Morey Schwartz served as the congregation's rabbi from 1991 until 2000, when he and his family moved to Israel. In the summer of 1997 he set up Kansas City's first kollel, a post-graduate institute for advanced studies of the Talmud and of rabbinic literature for Jewish men; it closed in 2005 due to a lack of funds.

=== 21st century ===
Schwartz was succeeded by Ari Perl, who served until 2003. Perl had received his semicha (rabbinic ordination) from Yeshiva University's Rabbi Isaac Elchanan Theological Seminary, and had previously served as Assistant Rabbi at Congregation Ahavath Torah in Englewood, New Jersey. While serving as rabbi of Beth Israel Abraham Voliner, Perl also served as a legal decisor for the kosher supervision body, eruv, ritual bath, and burial society.

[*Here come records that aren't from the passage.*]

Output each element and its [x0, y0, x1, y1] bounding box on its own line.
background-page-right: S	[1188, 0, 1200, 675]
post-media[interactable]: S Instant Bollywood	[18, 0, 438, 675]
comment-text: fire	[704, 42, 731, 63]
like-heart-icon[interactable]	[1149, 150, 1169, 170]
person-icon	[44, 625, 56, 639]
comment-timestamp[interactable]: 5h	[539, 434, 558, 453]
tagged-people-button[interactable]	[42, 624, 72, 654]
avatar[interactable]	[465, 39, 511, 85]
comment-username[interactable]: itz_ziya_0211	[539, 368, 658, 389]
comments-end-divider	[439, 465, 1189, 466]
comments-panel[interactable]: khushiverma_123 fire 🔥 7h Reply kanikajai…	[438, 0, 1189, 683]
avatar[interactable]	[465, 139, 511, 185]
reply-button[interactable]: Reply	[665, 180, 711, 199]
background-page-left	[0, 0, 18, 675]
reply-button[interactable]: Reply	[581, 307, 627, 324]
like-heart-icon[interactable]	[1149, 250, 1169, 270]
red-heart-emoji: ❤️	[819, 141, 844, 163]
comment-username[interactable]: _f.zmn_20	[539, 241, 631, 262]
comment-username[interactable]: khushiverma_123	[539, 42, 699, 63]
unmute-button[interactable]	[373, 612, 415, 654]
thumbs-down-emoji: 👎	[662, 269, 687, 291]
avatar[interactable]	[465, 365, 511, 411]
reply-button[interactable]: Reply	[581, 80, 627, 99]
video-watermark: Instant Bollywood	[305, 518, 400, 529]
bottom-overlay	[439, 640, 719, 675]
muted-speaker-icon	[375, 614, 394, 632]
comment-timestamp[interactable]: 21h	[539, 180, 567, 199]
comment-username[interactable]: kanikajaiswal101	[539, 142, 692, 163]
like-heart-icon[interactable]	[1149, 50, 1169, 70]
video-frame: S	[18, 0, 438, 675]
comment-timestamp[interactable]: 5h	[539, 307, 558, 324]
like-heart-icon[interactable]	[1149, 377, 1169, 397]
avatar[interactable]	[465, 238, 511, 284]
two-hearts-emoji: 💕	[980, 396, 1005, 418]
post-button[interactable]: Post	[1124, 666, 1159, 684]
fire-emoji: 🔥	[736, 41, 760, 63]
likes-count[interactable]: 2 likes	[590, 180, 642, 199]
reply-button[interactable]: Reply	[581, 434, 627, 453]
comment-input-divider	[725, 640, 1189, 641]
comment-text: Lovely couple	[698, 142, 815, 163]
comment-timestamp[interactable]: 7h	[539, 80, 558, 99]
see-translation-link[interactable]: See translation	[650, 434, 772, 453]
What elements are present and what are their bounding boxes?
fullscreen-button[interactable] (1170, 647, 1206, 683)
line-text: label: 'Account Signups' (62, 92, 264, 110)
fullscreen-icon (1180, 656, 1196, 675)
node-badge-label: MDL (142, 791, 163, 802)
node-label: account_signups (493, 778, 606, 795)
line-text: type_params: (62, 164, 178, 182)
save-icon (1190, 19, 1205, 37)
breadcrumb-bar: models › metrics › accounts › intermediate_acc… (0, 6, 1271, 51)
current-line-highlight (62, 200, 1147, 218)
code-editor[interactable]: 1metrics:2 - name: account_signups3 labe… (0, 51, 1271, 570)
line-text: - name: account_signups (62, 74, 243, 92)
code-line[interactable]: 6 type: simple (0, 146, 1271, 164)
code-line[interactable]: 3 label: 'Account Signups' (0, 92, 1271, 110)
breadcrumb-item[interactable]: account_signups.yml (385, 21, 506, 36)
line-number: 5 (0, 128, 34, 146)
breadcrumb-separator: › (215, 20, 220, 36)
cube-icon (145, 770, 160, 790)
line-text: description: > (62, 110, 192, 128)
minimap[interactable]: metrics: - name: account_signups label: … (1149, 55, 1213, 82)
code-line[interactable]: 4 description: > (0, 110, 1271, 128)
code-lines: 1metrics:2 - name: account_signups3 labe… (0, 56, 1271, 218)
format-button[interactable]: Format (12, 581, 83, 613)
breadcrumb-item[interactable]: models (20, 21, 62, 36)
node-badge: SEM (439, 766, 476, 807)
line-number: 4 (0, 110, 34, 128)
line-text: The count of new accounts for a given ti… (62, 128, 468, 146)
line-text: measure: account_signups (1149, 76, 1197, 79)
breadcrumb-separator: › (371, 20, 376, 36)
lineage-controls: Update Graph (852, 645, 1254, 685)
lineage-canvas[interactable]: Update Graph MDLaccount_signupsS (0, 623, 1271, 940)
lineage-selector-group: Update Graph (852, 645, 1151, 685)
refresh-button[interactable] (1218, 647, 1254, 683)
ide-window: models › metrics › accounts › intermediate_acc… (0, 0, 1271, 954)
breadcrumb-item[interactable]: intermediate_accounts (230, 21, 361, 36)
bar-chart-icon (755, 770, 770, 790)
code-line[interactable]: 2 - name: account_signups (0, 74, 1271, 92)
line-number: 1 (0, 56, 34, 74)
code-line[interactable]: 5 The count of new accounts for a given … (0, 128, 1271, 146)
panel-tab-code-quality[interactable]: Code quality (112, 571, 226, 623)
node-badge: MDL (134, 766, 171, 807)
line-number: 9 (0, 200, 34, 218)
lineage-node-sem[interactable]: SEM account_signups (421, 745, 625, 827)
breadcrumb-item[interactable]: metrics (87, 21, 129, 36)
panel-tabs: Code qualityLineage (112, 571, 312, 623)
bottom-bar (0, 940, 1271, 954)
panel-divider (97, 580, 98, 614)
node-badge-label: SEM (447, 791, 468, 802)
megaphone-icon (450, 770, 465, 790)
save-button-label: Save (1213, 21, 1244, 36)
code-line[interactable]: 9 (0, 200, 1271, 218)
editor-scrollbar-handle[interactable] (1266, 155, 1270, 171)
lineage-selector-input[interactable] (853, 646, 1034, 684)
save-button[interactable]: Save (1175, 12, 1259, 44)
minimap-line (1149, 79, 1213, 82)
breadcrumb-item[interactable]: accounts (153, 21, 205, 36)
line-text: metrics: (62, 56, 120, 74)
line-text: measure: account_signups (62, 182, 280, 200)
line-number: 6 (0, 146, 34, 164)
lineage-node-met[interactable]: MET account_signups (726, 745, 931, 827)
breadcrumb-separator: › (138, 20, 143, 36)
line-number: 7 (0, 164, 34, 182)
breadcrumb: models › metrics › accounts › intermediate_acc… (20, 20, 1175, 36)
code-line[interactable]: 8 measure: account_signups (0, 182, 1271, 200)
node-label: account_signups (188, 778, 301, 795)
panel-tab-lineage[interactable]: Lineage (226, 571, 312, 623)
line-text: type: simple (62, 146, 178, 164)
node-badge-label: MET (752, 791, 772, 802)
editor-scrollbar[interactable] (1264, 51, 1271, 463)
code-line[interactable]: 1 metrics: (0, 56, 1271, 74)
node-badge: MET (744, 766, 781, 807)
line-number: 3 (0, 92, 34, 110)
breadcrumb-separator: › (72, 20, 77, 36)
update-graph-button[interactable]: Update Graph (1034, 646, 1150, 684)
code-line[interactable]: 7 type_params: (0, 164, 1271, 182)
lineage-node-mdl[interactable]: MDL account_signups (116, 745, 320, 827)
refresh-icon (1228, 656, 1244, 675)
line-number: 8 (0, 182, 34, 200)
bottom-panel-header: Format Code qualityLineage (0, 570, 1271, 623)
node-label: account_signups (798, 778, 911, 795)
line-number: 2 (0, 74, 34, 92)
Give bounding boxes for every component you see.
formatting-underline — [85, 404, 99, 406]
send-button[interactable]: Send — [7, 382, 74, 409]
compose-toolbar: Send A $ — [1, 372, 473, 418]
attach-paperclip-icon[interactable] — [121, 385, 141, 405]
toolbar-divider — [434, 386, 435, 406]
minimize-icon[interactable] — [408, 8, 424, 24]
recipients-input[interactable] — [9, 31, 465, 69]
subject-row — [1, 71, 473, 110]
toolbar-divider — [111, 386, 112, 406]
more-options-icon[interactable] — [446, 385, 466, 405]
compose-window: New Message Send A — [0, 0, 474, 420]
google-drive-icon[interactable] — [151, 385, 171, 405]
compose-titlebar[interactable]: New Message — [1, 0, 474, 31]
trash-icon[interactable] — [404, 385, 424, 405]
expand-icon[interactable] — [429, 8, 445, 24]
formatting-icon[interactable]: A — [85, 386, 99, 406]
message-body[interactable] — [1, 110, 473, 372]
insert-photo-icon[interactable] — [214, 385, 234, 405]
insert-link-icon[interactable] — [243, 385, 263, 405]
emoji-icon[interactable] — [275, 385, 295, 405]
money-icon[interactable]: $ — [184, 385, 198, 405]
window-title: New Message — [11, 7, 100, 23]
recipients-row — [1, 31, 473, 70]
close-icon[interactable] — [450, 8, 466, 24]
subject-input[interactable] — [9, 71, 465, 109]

David S. Fine served as rabbi from 2003 until mid-2008, when he moved to Israel. During this period he also served on the executive board of the Rabbinical Council of America, a member of the Chicago Rabbinical Council, and was Midwest Regional President of Amcha - The Coalition for Jewish Concerns.

Fine brought the Synaplex national synagogue revitalization program to Beth Israel Abraham Voliner in 2005; out of 100 congregations that initially adopted the program, only two, including Beth Israel Abraham Voliner, were Orthodox. In 2007 the synagogue won a $20,000 grant from the Orthodox Union to help the congregation's outreach programs aimed at "young families, singles, and other unaffiliated Jews". Beth Israel Abraham Voliner's proposal was "based on four prongs, or suppositions: the lack of Jewish knowledge among the unaffiliated; the loneliness of young mothers after childbirth; lack of time to become involved by busy professionals; and need for lay leadership training."

Daniel Rockoff became Beth Israel Abraham Voliner's rabbi in September 2008. A native of Newton, Massachusetts, and a graduate of Maimonides School, he received his rabbinic ordination from Yeshiva University's Rabbi Isaac Elchanan Theological Seminary. Prior to serving at Beth Israel Abraham Voliner, Rockoff was the assistant rabbi at Congregation Ahawas Achim B'nai Jacob and David in West Orange, New Jersey.

Mark Glass served as the congregation's rabbi from August 2020 until 2026, with Aron Rubin as assistant rabbi. The congregation held a farewell for him in May 2026. Glass received his BA in Philosophy, MA in Jewish Philosophy, and Semikhah at Yeshiva University and spent over two years learning in Yeshivat Hakotel in Jerusalem. Prior to his studies in Israel, he graduated from the King David High School, Manchester in the UK.

Ezra Cohen succeeded Glass as rabbi in August 2026. He was previously assistant rabbi at Lower Merion Synagogue in Pennsylvania.

As of 2008 Beth Israel Abraham Voliner was only Orthodox synagogue in Kansas City. As of 2010 it was the only Orthodox synagogue in the State of Kansas.